Benefits of CO2 Fracks
“With this slowdown, people are going to question what they are doing and why they have been doing it,” says Reynolds. For Bakken operators, the adoption of slickwater-based fracture methodologies has greatly increased in the past two years. In some cases, slickwater volumes per well have increased from 1 million gallons to a range of 6 to 8 million gallons per well. Reynolds believes it is time to question those numbers given the studies and proven work completed on CO2-based fracks. “Are we getting the best bang for our buck or are we just spending more money on larger fracks?” he added.

Part of the intrigue of CO2-based fracks is related to the frack size reduction possibility. Based on studies from the Montney field in Alberta where Ferus performed CO2 fracks, energized foams provided a 100 percent initial production increase over slickwater jobs, Reynolds says. The cumulative recovery, roughly the first 12 months, also increases by 30 percent and the estimated ultimate recovery rates also increase by 30 percent. The production increases were also accomplished with a 25 percent well completion cost reduction.

According to Reynolds, the process allows completion engineers to reduce the size of the fracture job needed to reach previously expected levels of production. The overall frack job can be reduced by roughly 30 to 40 percent and require roughly 50 percent less proppant.

“Slickwater can’t carry proppant through the well bore as efficiently to the upper portions of the frack,” he says. “The foam jobs are more efficient at carrying proppant and keeping it in the upper part of the frack.”

The proppant carrying ability helps to increase production because a greater percentage of the fracture highways are kept open to allow hydrocarbon flow.
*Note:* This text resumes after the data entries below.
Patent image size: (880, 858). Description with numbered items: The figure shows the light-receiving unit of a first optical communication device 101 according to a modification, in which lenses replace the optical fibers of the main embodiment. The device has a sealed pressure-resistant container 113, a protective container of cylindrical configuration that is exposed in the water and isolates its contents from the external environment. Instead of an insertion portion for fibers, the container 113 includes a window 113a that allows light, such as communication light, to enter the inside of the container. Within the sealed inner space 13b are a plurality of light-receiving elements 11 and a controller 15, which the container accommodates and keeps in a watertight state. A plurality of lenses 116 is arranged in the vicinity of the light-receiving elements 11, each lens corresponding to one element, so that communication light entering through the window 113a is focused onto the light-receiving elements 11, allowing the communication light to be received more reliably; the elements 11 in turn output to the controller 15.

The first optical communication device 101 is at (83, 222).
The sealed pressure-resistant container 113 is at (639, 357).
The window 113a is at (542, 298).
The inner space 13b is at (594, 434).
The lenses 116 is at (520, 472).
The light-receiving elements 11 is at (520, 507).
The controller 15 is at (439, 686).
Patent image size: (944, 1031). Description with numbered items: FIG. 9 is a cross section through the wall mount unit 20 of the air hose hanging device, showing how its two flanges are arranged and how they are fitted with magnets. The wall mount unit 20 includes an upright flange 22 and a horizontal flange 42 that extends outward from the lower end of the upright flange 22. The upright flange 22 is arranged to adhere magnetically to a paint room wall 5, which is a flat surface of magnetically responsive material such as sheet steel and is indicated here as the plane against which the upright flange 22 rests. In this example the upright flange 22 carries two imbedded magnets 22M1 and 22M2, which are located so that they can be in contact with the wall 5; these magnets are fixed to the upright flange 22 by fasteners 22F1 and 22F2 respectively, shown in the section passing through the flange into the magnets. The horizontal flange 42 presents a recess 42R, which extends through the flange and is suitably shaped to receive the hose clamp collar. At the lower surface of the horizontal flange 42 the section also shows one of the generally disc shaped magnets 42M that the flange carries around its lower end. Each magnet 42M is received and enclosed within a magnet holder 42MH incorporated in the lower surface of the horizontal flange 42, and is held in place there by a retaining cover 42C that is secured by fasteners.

“With a big slickwater job, you are flooding the formation. You are displacing hydrocarbons from the near frack area and you are filling that porosity with water and altering the hydrocarbon saturation mix,” he says. “So the hydrocarbons are allowed to flow better and any liquids in the areas are being lifted to the surface much better.”

Another advantage of CO2-based approach is the reduction of water—slickwater or other—needed to complete the well and the amount of water that will be drawn back to the surface and require disposal during production. Roughly 25 percent of all water injected into a well will return during production and require disposal.

Although Reynolds is confident of the pending result of the project, Statoil has agreed to a single well first. Should the outcome be positive, Reynolds says future use of CO2 for well completion could utilize Ferus and General Electric’s ability to capture and recycle rich gas sourced from the Bakken. Gas could be piped or trucked to current or future well locations where it could be used to complete wells, Reynolds says.